To understand the epidemiological and clinical features of the symptomatic and asymptomatic pediatric cases of COVID-19, we carried out a prospective study in Shanghai during the period of January 19 to April 30, 2020. A total of 49 children (mean age 11.5 ± 5.12 years) confirmed with SARS-CoV-2 infection were enrolled in the study, including 11 (22.4%) domestic cases and 38 (77.6%) imported cases. Nine (81.8%) local cases and 12 (31.6%) imported cases had a definitive epidemiological exposure. Twenty-eight (57.1%) were symptomatic and 21 (42.9%) were asymptomatic. Neither asymptomatic nor symptomatic cases progressed to severe diseases. The mean duration of viral shedding for SARS-CoV-2 in upper respiratory tract was 14.1 ± 6.4 days in asymptomatic cases and 14.8 ± 8.4 days in symptomatic cases (
P
> 0.05).

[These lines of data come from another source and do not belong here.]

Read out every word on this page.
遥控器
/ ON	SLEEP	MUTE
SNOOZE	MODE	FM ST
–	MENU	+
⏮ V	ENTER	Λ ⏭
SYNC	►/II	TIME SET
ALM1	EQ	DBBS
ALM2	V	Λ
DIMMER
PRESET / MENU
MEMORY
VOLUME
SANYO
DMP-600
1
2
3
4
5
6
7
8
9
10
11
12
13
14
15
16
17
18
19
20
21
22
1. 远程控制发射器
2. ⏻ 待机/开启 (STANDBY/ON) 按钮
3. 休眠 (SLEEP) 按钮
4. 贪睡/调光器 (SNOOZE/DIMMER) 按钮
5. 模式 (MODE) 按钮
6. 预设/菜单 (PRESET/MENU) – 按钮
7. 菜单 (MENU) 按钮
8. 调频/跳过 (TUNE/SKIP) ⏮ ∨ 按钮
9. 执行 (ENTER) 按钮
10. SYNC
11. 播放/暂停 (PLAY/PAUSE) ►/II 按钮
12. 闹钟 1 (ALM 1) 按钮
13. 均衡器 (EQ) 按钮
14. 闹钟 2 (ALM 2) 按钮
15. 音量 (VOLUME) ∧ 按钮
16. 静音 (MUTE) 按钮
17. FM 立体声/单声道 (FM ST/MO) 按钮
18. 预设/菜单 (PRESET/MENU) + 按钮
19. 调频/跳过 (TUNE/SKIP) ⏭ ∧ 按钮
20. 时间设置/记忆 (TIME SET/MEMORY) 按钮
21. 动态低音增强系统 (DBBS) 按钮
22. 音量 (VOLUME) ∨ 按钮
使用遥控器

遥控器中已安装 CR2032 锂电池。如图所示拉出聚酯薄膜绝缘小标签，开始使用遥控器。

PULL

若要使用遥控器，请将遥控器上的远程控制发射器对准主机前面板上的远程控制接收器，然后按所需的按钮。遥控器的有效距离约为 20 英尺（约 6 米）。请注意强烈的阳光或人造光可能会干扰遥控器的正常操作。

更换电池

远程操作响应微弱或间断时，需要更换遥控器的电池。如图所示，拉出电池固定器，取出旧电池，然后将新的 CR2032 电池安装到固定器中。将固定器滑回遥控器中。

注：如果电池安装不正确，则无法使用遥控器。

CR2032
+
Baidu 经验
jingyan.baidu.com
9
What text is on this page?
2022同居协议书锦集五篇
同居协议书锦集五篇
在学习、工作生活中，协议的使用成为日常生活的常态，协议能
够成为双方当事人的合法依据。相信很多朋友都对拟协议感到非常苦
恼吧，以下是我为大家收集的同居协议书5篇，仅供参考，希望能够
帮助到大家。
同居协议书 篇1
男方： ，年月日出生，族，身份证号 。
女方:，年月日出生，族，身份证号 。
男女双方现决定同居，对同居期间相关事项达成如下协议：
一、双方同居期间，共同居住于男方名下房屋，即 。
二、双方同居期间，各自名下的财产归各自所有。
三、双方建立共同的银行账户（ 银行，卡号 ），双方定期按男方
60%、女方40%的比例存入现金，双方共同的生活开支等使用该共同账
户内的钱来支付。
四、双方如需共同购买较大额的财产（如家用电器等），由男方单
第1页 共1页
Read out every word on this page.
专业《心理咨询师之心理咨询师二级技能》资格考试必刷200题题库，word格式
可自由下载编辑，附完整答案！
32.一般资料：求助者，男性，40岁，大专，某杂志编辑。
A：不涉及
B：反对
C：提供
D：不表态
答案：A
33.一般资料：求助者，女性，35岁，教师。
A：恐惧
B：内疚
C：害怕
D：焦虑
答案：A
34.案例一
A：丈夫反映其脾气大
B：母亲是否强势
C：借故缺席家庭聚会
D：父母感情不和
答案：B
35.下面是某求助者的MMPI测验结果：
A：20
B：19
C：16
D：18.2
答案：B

Forty-five (91.8%) cases had viral RNA detected in stool. The mean duration of viral shedding in stool was 28.1 ± 13.3 days in asymptomatic cases and 30.8 ± 18.6 days in symptomatic participants (
P
> 0.05). Children < 7 years shed viral RNA in stool for a longer duration than school-aged children (
P
< 0.05). Forty-three (87.8%) cases had seropositivity for antibodies against SARS-CoV-2 within 1–3 weeks after confirmation with infection. In conclusion, asymptomatic SARS-CoV-2 infection may be common in children in the community during the COVID-19 pandemic wave. Asymptomatic cases shed viral RNA in a similar pattern as symptomatic cases do. It is of particular concern that asymptomatic individuals are potentially seed transmission of SARS-CoV-2 and pose a challenge to disease control.